A sensação de insegurança pode ter um impacto muito mais profundo do que os níveis reais de criminalidade no desenvolvimento cerebral e na saúde mental de pré-adolescentes. De acordo com um estudo publicado na revista científica Developmental Cognitive Neuroscience, jovens que se sentem mais inseguros apresentam pior desempenho cognitivo e mais sintomas de ansiedade e depressão. A pesquisa revela que o estado de alerta constante molda fisicamente o órgão mais importante do corpo humano durante uma fase crítica de crescimento. O fato mais impactante é que o cérebro reage à percepção da ameaça, independentemente de haver um risco imediato ou concreto no ambiente ao redor.
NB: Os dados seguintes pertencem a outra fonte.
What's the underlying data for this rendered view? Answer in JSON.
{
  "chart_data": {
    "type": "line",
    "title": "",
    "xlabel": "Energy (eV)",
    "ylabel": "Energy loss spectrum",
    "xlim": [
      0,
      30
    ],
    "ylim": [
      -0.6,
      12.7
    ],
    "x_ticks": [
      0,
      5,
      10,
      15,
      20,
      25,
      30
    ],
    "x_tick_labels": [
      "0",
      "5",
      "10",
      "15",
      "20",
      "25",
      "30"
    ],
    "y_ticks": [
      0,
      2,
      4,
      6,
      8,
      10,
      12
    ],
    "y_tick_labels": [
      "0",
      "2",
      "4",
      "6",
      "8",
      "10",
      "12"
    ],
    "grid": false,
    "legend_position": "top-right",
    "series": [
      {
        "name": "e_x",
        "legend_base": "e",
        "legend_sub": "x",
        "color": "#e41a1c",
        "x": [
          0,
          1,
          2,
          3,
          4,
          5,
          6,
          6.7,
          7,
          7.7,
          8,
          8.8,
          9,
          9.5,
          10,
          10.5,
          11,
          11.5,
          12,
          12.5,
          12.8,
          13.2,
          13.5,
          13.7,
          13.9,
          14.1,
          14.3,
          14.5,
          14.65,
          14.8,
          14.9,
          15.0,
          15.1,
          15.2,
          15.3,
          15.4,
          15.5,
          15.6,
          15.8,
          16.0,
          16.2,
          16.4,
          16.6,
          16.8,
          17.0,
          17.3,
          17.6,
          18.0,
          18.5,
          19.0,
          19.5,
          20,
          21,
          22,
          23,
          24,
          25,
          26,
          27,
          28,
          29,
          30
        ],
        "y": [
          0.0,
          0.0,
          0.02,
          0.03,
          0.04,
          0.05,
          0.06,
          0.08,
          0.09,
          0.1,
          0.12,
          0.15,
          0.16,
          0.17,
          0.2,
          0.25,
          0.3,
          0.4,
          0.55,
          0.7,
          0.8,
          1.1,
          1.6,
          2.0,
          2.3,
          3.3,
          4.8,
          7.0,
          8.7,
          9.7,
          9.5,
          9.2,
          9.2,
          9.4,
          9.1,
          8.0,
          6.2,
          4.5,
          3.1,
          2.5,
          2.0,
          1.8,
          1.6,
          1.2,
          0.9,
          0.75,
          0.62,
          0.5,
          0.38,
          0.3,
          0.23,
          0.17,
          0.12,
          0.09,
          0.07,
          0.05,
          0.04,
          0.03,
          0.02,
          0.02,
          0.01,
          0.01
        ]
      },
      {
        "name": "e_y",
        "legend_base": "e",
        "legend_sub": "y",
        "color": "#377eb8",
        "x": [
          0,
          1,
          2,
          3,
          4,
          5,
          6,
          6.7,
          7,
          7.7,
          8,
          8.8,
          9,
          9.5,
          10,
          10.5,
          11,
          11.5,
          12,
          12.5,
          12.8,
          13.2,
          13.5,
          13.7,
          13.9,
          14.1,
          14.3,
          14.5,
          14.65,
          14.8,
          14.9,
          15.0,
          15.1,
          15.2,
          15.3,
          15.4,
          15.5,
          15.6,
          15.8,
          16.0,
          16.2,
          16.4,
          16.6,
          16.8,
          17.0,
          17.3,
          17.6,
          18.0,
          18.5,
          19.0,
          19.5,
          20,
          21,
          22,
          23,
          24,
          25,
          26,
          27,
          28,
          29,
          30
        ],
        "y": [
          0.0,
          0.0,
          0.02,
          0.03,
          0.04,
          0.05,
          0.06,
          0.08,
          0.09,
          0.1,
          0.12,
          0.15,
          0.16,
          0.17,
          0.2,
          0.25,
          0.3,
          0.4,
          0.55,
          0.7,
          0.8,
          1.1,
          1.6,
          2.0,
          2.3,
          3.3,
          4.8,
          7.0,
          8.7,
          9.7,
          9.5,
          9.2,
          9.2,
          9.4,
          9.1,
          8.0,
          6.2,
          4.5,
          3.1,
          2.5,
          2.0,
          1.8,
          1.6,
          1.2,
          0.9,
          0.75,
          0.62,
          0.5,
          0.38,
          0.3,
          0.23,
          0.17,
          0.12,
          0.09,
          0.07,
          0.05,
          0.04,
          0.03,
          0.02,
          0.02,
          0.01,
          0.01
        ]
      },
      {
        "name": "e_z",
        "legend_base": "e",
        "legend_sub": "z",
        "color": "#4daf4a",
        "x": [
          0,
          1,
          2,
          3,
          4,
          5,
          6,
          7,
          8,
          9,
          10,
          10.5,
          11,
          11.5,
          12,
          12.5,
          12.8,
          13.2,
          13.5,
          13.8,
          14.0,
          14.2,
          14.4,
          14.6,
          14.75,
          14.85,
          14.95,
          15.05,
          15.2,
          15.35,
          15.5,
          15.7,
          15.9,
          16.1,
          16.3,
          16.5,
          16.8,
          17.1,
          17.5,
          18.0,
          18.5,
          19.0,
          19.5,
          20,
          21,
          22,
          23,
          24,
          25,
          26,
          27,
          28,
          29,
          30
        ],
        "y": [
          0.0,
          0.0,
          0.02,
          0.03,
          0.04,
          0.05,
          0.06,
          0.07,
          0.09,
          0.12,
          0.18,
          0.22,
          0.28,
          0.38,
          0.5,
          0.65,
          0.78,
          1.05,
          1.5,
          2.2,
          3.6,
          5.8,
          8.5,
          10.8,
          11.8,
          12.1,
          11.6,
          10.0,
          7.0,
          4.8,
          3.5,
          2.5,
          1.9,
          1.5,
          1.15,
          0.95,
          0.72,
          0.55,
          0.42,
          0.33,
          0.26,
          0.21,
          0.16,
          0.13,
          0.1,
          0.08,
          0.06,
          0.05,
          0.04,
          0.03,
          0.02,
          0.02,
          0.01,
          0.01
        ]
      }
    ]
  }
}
Os autores analisaram dados de quase 12 mil pré-adolescentes nos Estados Unidos por meio de entrevistas, testes cognitivos e exames de ressonância magnética. Essas avaliações ocorreram em dois momentos distintos: quando os participantes tinham entre 9 e 10 anos e, posteriormente, aos 11 ou 12 anos. O objetivo central era examinar a associação entre a percepção subjetiva de segurança e os desfechos na saúde mental e estrutura cerebral. Segundo o portal CNN, o resultado demonstrou que aqueles que se sentiam mais inseguros possuíam maior incidência de problemas de comportamento e menor desempenho em testes de inteligência e memória.
A psicóloga Bianca Dalmaso, do Espaço Einstein Bem-Estar e Saúde Mental, do Einstein Hospital Israelita, explica que o estudo traz um novo olhar sobre o tema. "Já existiam pesquisas mostrando que viver em ambientes violentos está associado a mais ansiedade, estresse e dificuldades emocionais", relata a especialista. Ela acrescenta que o diferencial desta nova análise é a importância da subjetividade. "O que esse estudo acrescenta é que a forma como a pessoa percebe o ambiente também parece ter relação com saúde mental e desempenho cognitivo, especialmente em pré-adolescentes", afirma Dalmaso. A maior sensação de segurança foi associada a um maior volume da amígdala, região cerebral essencial para o processamento das emoções humanas.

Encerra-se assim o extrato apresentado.